To Restart The T2 After Power Down
When All the systems have been powered off, a clear procedure needs to be followed to restart all the systems.
As an improper order of restarting the servers would be useless, many of the servers will not restart automatically after an unscheduled power down. Intervention is always needed in this case.
1
Put Bridge back online. The name of this PC is bridge3, but it is not in the DNS.
It's IP number is 193.190.247.129
There are a lot of interfaces on this PC:
ifconfig gives: bond0 br0 -> 193.190.247.129
br1
eth[1-5]
2
Put ccq back online. You need to start it manually from the front.
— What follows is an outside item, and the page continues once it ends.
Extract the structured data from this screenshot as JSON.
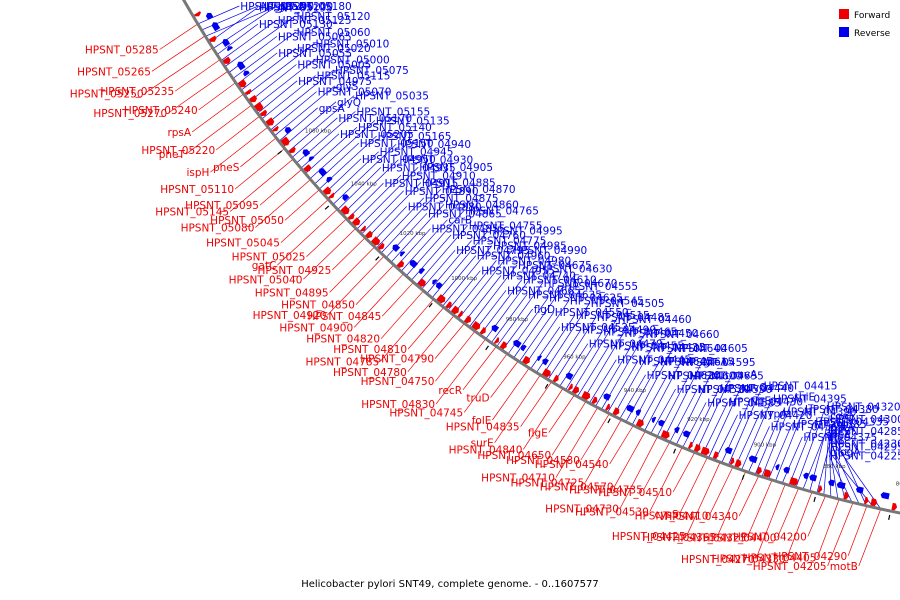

Log in and check the virtual hosts:
xm list -> Domain 0 ccq3 -b----
check whether you can ssh to ccq3
3
Start up fs. See if the virtual host mon.iihe.ac.be is running (via xm list)
4
restart gridce and gliterb who are virtual hosts on dom01
if gridce or gliterb are not present, execute the following:
xm create gridce.iihe.ac.be xm create gliterb.iihe.ac.be
IMPORTANT: on gridce do:
cp /etc/hosts.equiv2 /etc/hosts.equiv
log into these virtual machines via ssh and see if /grid_mnt/pooluser is mounted.
5
look if you see maite via the web (http://maite.iihe.ac.be:2288
id pnfs mounted here?
6
start up frontier from the front panel.
7
Also log into the pools. look if they are all up and seen by the network (do an ssh to the different pools. For the moment, these are available:
behar behar2 behar3 behar4 behar6 behar020 behar021 behar022 behar023 behar024
In case of doubt, they are labeled.
8
due to a wrong reboot order still present (wn and m0, m1) it is possible that /pnfs/iihe is not correctly mounted on these machines.
You can mount is easily via "mount /pnfs/iihe", but since there are a lot of wn's, this is impractical. Therefore, there are scripts that login to the different machines and execute a command on it.
cd distrib_scripts ./distrib_exec_list <list_file> "<command>"
9
It is also important to see whether m0 and m1 are reachable from the lab. The access is done via tuncc.iihe.ac.be
On this machien, the routing should be fine. the way back is done via ccq. here look at /etc/rc.local and you might need to execute
/root/route.sh
Remark
Sometime you will have to rerun '/root/tun.sh cc' on ccq to make sure the tunnel is correctly set.